A distinctly southern town, Beaufort, South Carolina architecture makes it unique. The Beaufort Style has grown out of a combination of architectural preferences and livability. Large city lots and stately residences  bring the grandeur of plantation  architecture  to the city—a unique combination only found in Beaufort. As observed by Russell Wright in the early 1970’s, “Beaufort houses, free-standing on large lots, are more akin to the architecture of southern plantations of the period, plantations brought into town, than anything found in Charleston or Savannah.”


In The Beaufort Style

When carefully studied and observed the full range of the city’s history and its changing patterns of development unfold to provide a unique sense of place: a tangible link to Lowcountry history through the architecture of an evolving community.

South Carolina’s second oldest city’s plan was designed to fit the land and to meet the waters of the Beaufort River on three sides. Historic research has yet to reveal who designed the original Town Plan for Beaufort but clearly the grid pattern, typical of the early 18th century, was designed to provide a healthy open community that would benefit from the natural breezes off the water.

The original plat was made up of 397 available lots. Four public lots, intersected by Carteret and Calvert (now Craven) Street, dominated the interior portion of the southeast segment of the grid. Most of the rectangular blocks east of Carteret Street were divided into six or more lots; those to the west into four or six. Twenty-four lots of lesser size, presumably planned for commercial use, were sited on the north side of the unnamed street adjacent to the river. Lots twice the size of the average plots for mansions were set to the northwest of the waterfront overlooking the marshes. What is now Wilmington Street was the west boundary of the town, Prince Street the north boundary and East Street the east boundary.

“It is a remarkable fact that these neighboring three communities developing simultaneously, should have each so successfully created their own high quality, individual architectural design.”

“Beaufort’s houses, free standing on large lots, are more akin to the architecture of southern plantations of the period, plantations brought into town, than anything found in Charleston or Savannah.”

Beaufort was, and is, defined by its coastal setting
and strategic location and the architecture that developed
over the past three centuries took full advantage of both.

The Beaufort Style

The Beaufort Style is based primarily on five key architectural elements that generally are found in more rural settings. The large houses of Beaufort were built on spacious lawns unlike the Savannah urban rowhouses and the famous Single Houses of Charleston. 

Architectural elements typical of Beaufort are:

  • a raised foundation usually tabby or brick,
  • a southern orientation (toward the Beaufort River),
  • porticos and piazzas on the south façade,
  • low pitched roofs (so not to trap as much heat in the summer), and
  • a T-shape plan.

Beaufort’s colonial era settlers adopted building techniques based on the topography and climate of the South Carolina Lowcountry.

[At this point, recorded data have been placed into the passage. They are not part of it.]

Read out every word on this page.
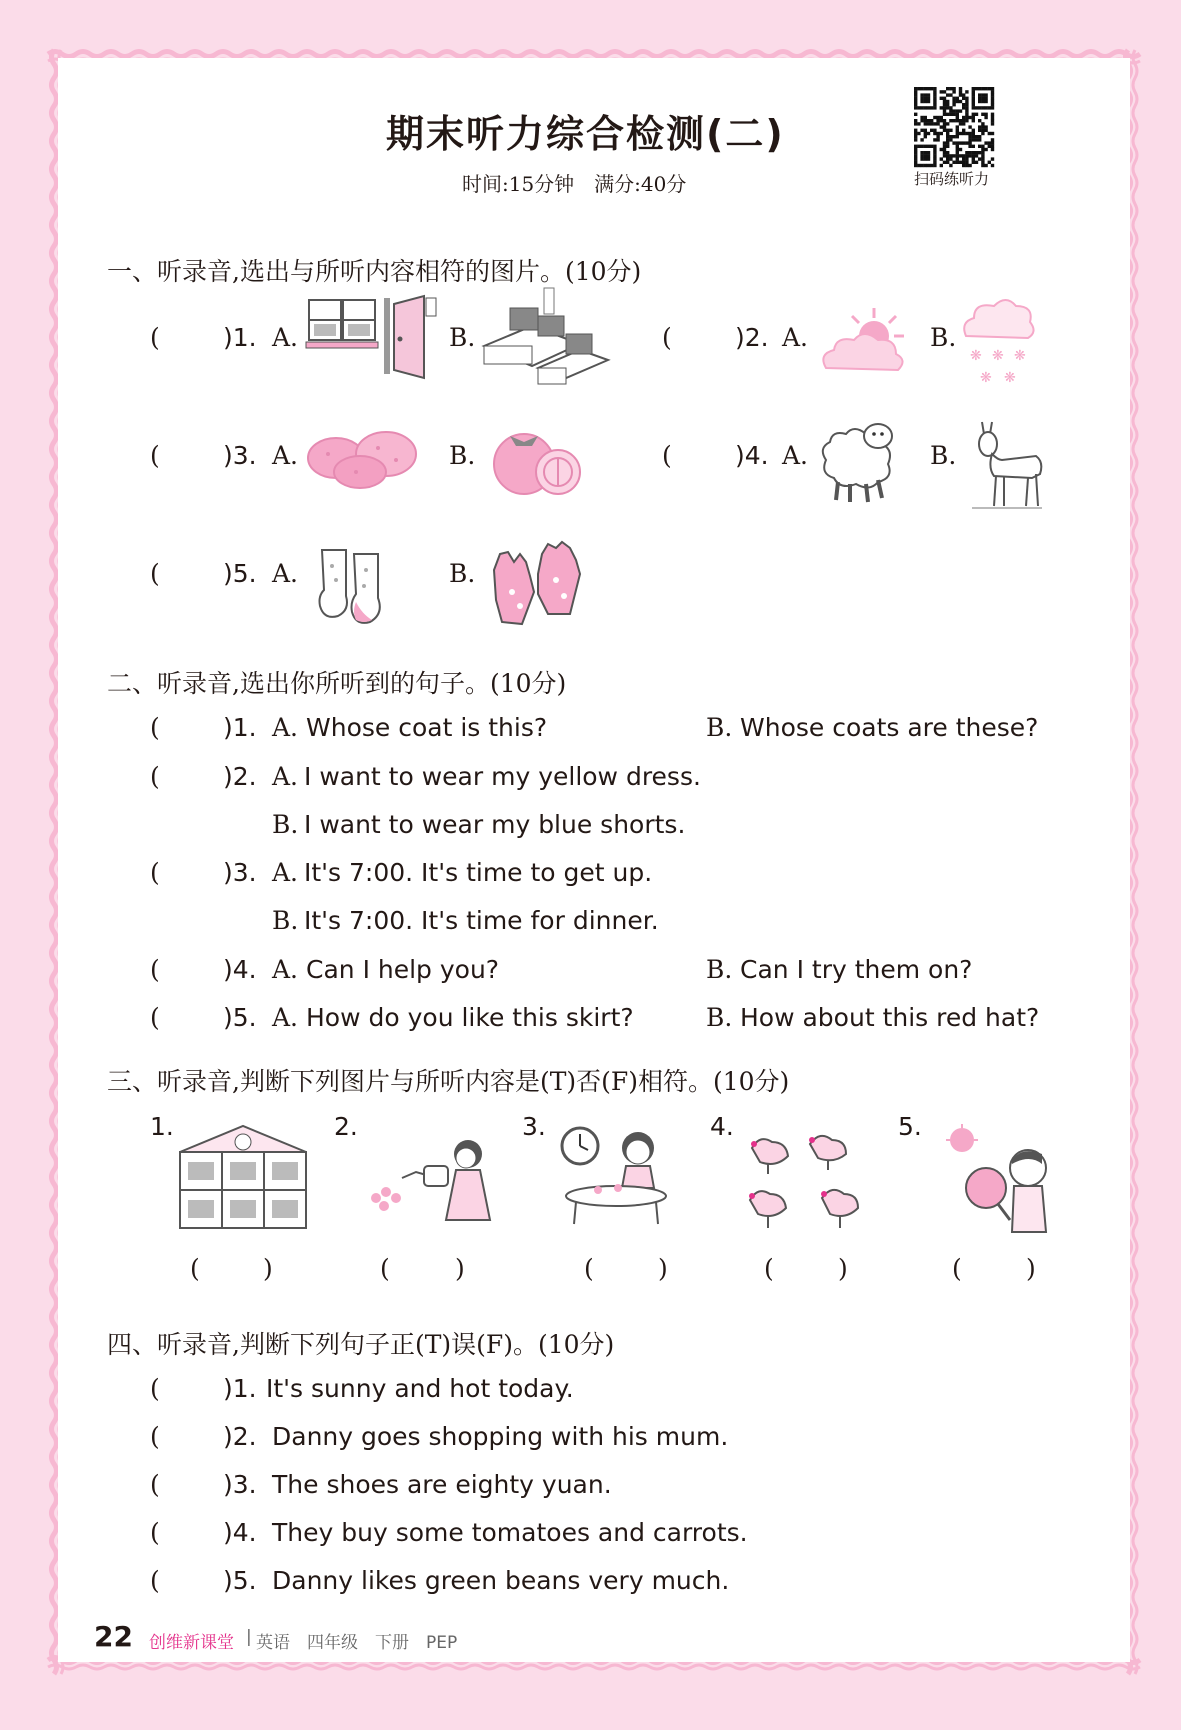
期末听力综合检测(二)
时间:15分钟　满分:40分	扫码练听力
一、听录音,选出与所听内容相符的图片。(10分)
(	)1. A.	B.	(	)2. A.	B.
❋ ❋ ❋
❋ ❋
(	)3. A.	B.	(	)4. A.	B.
(	)5. A.	B.
二、听录音,选出你所听到的句子。(10分)
(	)1. A. Whose coat is this?	B. Whose coats are these?
(	)2. A. I want to wear my yellow dress.
B. I want to wear my blue shorts.
(	)3. A. It's 7:00. It's time to get up.
B. It's 7:00. It's time for dinner.
(	)4. A. Can I help you?	B. Can I try them on?
(	)5. A. How do you like this skirt?	B. How about this red hat?
三、听录音,判断下列图片与所听内容是(T)否(F)相符。(10分)
1.
(	)
2.
(	)
3.
(	)
4.
(	)
5.
(	)
四、听录音,判断下列句子正(T)误(F)。(10分)
(	)1. It's sunny and hot today.
(	)2. Danny goes shopping with his mum.
(	)3. The shoes are eighty yuan.
(	)4. They buy some tomatoes and carrots.
(	)5. Danny likes green beans very much.
22 创维新课堂 | 英语　四年级　下册　PEP
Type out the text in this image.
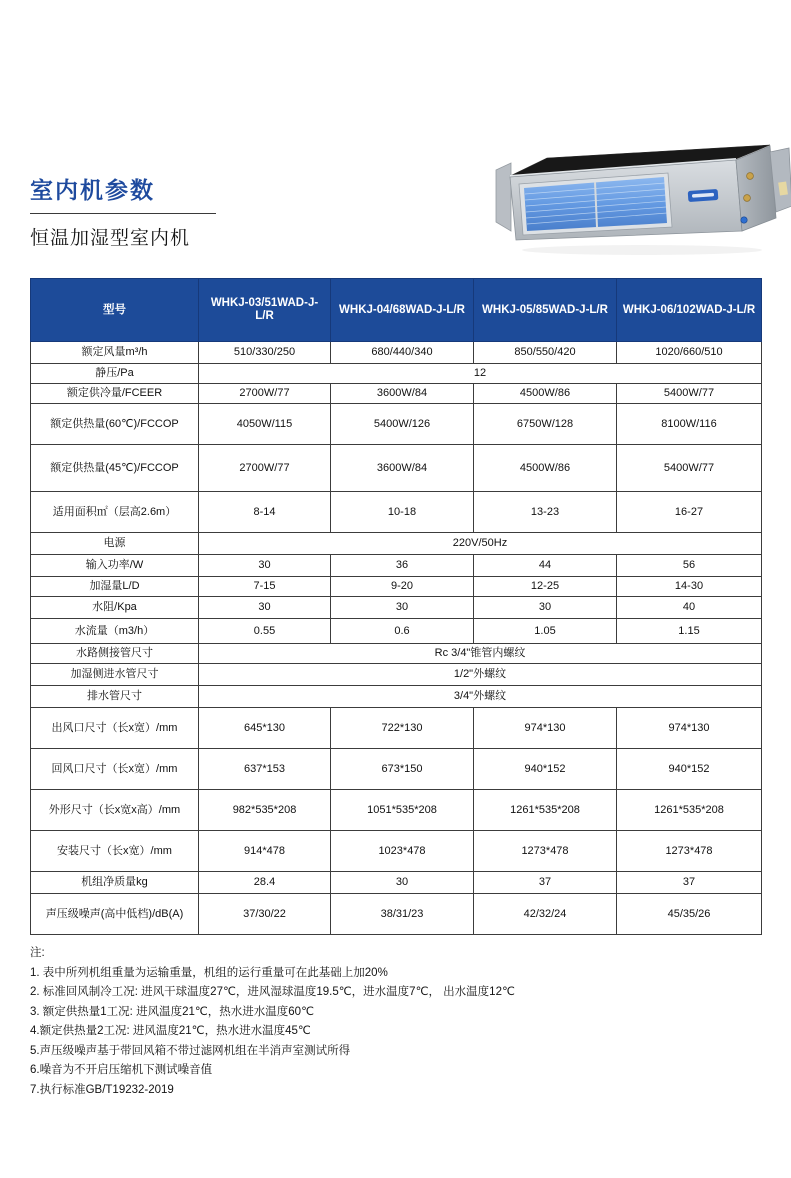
室内机参数
恒温加湿型室内机
型号	WHKJ-03/51WAD-J-L/R	WHKJ-04/68WAD-J-L/R	WHKJ-05/85WAD-J-L/R	WHKJ-06/102WAD-J-L/R
额定风量m³/h	510/330/250	680/440/340	850/550/420	1020/660/510
静压/Pa	12			
额定供冷量/FCEER	2700W/77	3600W/84	4500W/86	5400W/77
额定供热量(60℃)/FCCOP	4050W/115	5400W/126	6750W/128	8100W/116
额定供热量(45℃)/FCCOP	2700W/77	3600W/84	4500W/86	5400W/77
适用面积㎡（层高2.6m）	8-14	10-18	13-23	16-27
电源	220V/50Hz			
输入功率/W	30	36	44	56
加湿量L/D	7-15	9-20	12-25	14-30
水阻/Kpa	30	30	30	40
水流量（m3/h）	0.55	0.6	1.05	1.15
水路侧接管尺寸	Rc 3/4"锥管内螺纹			
加湿侧进水管尺寸	1/2"外螺纹			
排水管尺寸	3/4"外螺纹			
出风口尺寸（长x宽）/mm	645*130	722*130	974*130	974*130
回风口尺寸（长x宽）/mm	637*153	673*150	940*152	940*152
外形尺寸（长x宽x高）/mm	982*535*208	1051*535*208	1261*535*208	1261*535*208
安装尺寸（长x宽）/mm	914*478	1023*478	1273*478	1273*478
机组净质量kg	28.4	30	37	37
声压级噪声(高中低档)/dB(A)	37/30/22	38/31/23	42/32/24	45/35/26
注:
1. 表中所列机组重量为运输重量，机组的运行重量可在此基础上加20%
2. 标准回风制冷工况: 进风干球温度27℃，进风湿球温度19.5℃，进水温度7℃， 出水温度12℃
3. 额定供热量1工况: 进风温度21℃，热水进水温度60℃
4.额定供热量2工况: 进风温度21℃，热水进水温度45℃
5.声压级噪声基于带回风箱不带过滤网机组在半消声室测试所得
6.噪音为不开启压缩机下测试噪音值
7.执行标准GB/T19232-2019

Houses with five bay wide facades raised high above the ground to better catch the breezes and protect from high tides. Deep porches shaded the interiors while low-pitched roofs were employed so not to trap heat. The ‘Beaufort-T’, which seems to have first appeared in the late Federal Period, allowed better cross ventilation in the back rooms of the houses. Later in the 19th century we see the T-shape tied to piazzas wrapping three sides of the house – always on the southern elevation.

One early nineteenth century traveler described Beaufort as “the wealthiest, most aristocratic and cultivated town of its size in America, a town, which though small in number of inhabitants, produced statesmen, scholars, sailors and divines, whose names and fame are known throughout the country.”

Beaufort’s residential architecture evolved and adapted to the styles and fashion of each major American architectural period. Historic Beaufort Foundation was established to protect and preserve the architectural characteristics of this important and unique colonial period settlement.

Our challenge in the 21st century is to ensure our historic past is not overwhelmed by modern life and that we protect the precious tangible elements of this very special place.